THE VERDICT: Bones of Halloween tries to shuffle around its meager offerings to give the illusion of variety but it can’t even construct its most basic elements to make the skeleton shooting serviceable. Technical issues compound weak enemy diversity that makes backpedaling too effective and most modes and challenges unengaging, and while the guns do feel a bit better off in terms of the range of designs they feature, the game doesn’t let them stand out much outside the mindless Explosive Mode’s rocket launcher focus. High scoring rounds and quick demises will mostly feel different in how long they took rather than any exciting situations or unexpected complications, Bones of Halloween a bare and bland horde shooter that will struggle to keep you for long enough to see even its paltry offerings.

 

And so, I give Bones of Halloween for Nintendo Switch…

A TERRIBLE rating. Bones of Halloween really doesn’t have a clue on how to disrupt a round in an interesting way. The most common shift to how a player approaches shooting down skeletons is when an explosive one is in play and that’s too easily dealt with, and the laser-firing and electrical enemies don’t really change your approach, they just have a better chance of harming you before going down. Challenge mode could have been this game’s saving grace, extra objectives like the headshot focus potentially leading to player imperiling themselves or forcing them to choose sometimes between survival tactics and goal-oriented play. Unfortunately most challenges low ball what they expect and don’t break away from standard play enough and mode concepts like Money Dripper just add small annoyances since you can often do just fine without better guns and they’re not necessarily key to a good performance. The Fortune Cards could have been the game’s saving grace but they too are too sheepish in how they inject variety into the experience. More drastic card effects could lead to exciting shifts in the battle formula or tense situations where you try to overcome a detriment, but instead they barely feel like they help when they’re positive and they’re just something to grumble about when they provide some negative change.
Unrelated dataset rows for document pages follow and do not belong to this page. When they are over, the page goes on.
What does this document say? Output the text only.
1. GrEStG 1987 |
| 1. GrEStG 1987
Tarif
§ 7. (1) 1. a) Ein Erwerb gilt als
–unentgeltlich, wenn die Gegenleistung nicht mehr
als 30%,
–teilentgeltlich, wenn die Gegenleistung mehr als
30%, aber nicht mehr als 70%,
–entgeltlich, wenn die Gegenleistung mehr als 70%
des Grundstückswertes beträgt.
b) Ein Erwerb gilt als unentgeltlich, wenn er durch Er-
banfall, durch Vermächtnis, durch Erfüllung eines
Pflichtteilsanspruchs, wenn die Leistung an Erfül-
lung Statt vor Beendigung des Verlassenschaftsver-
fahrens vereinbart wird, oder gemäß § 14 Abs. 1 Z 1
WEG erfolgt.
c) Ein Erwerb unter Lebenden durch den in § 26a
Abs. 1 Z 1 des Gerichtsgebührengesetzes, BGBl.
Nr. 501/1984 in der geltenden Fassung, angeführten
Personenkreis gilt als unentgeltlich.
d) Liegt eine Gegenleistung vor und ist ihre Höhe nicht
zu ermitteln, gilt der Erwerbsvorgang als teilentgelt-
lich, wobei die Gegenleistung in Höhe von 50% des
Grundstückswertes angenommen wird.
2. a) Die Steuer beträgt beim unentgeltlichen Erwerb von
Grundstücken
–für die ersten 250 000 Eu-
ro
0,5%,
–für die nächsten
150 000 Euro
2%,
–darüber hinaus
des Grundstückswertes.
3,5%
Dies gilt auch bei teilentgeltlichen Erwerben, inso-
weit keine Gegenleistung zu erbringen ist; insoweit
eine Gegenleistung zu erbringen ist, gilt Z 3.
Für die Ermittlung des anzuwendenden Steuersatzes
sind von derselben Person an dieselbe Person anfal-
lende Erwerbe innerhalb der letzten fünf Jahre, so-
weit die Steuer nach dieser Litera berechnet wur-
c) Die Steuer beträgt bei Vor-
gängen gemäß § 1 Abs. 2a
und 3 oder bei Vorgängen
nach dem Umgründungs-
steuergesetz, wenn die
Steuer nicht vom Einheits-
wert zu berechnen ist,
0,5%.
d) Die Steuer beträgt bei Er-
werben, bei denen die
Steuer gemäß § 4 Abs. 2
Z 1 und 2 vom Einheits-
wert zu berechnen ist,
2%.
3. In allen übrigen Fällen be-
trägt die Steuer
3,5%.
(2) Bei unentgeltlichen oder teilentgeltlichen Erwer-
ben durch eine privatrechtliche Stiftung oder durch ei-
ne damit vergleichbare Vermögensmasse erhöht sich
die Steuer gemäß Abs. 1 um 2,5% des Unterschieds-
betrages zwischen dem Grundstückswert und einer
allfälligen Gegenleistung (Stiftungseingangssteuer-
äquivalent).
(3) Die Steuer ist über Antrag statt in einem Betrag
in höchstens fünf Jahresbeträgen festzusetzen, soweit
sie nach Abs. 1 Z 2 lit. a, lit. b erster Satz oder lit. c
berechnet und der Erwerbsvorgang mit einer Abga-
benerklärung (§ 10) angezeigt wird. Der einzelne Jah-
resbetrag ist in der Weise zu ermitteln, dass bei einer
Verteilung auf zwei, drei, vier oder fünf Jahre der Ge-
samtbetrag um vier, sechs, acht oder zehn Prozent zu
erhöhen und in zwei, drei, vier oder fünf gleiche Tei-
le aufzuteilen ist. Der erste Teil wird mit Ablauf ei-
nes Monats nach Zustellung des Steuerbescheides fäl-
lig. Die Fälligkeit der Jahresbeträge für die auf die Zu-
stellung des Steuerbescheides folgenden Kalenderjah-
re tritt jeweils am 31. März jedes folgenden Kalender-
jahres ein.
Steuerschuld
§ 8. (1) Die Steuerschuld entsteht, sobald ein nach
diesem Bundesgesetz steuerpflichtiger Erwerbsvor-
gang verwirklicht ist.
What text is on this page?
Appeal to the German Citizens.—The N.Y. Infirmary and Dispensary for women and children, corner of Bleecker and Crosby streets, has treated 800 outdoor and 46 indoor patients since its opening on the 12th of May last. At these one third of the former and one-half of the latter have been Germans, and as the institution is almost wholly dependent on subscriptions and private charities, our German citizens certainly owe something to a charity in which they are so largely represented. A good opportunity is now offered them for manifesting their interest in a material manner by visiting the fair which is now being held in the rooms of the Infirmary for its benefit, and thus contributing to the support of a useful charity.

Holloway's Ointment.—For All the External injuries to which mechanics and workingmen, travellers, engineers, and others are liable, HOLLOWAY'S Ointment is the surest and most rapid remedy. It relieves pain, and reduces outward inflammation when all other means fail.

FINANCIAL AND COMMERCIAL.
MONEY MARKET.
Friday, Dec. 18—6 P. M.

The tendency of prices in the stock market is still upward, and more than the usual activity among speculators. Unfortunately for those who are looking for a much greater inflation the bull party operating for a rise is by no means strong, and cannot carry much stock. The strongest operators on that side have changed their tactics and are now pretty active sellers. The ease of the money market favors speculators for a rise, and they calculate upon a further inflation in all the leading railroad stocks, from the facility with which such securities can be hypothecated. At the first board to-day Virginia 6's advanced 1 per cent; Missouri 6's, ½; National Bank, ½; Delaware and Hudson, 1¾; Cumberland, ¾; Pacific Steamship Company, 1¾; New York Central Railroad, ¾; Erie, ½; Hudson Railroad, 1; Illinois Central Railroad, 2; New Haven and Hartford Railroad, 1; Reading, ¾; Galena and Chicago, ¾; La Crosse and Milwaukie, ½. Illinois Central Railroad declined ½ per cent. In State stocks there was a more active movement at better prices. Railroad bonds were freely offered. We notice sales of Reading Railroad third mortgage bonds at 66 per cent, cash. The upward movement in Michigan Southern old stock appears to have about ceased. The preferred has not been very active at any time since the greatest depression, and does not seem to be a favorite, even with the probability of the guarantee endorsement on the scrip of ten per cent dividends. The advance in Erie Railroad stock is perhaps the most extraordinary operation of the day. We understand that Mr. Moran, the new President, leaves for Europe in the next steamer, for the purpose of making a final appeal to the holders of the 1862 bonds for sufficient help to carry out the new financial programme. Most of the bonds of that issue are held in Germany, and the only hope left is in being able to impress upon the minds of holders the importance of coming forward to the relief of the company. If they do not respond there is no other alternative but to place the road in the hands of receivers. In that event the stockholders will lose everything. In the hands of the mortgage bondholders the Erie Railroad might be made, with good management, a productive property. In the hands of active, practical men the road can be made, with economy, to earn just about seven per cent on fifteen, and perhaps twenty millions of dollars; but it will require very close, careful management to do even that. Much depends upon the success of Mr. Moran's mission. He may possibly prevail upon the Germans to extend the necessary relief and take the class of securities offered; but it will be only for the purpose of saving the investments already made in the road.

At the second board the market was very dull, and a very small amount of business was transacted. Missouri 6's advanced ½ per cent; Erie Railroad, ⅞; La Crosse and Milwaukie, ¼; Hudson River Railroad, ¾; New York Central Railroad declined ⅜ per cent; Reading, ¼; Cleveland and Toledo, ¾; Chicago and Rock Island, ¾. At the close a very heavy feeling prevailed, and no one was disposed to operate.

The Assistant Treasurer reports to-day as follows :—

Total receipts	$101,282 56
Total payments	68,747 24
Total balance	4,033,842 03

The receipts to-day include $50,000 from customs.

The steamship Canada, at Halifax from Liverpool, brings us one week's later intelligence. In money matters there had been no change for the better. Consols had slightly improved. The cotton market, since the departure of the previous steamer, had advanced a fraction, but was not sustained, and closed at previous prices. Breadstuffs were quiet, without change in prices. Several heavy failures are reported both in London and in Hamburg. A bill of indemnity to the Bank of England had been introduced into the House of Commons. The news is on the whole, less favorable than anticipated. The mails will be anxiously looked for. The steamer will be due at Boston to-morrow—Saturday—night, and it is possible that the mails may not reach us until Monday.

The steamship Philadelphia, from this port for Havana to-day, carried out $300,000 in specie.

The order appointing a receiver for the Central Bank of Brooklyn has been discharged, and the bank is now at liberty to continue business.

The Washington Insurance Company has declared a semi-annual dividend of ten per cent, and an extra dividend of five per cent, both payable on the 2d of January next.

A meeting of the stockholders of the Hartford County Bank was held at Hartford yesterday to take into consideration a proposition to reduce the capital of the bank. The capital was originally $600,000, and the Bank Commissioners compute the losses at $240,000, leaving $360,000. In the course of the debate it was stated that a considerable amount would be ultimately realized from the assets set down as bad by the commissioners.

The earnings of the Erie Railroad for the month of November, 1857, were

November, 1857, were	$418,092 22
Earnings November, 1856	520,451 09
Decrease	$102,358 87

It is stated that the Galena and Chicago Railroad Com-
Not every mode or challenge needed to rock the boat in a major way, but right now the game has settled too comfortably into a game style that offers very little once you understand its basics, meaning you can blitz through its challenges and find its survival modes too plain to draw you back in.

 

Perhaps as a full on rogue-like shooter where the Fortune Cards hold weight could spice up this horde shooter, but Bones of Halloween is incredibly hollow once you look past that deceptive main menu. It’s not like the game could be called disappointing though, it not putting much forward to hook your interest or imagination in the first place, so the game’s general lack of creativity just means it will end up put aside and forgotten like too many unexceptionally awful video games.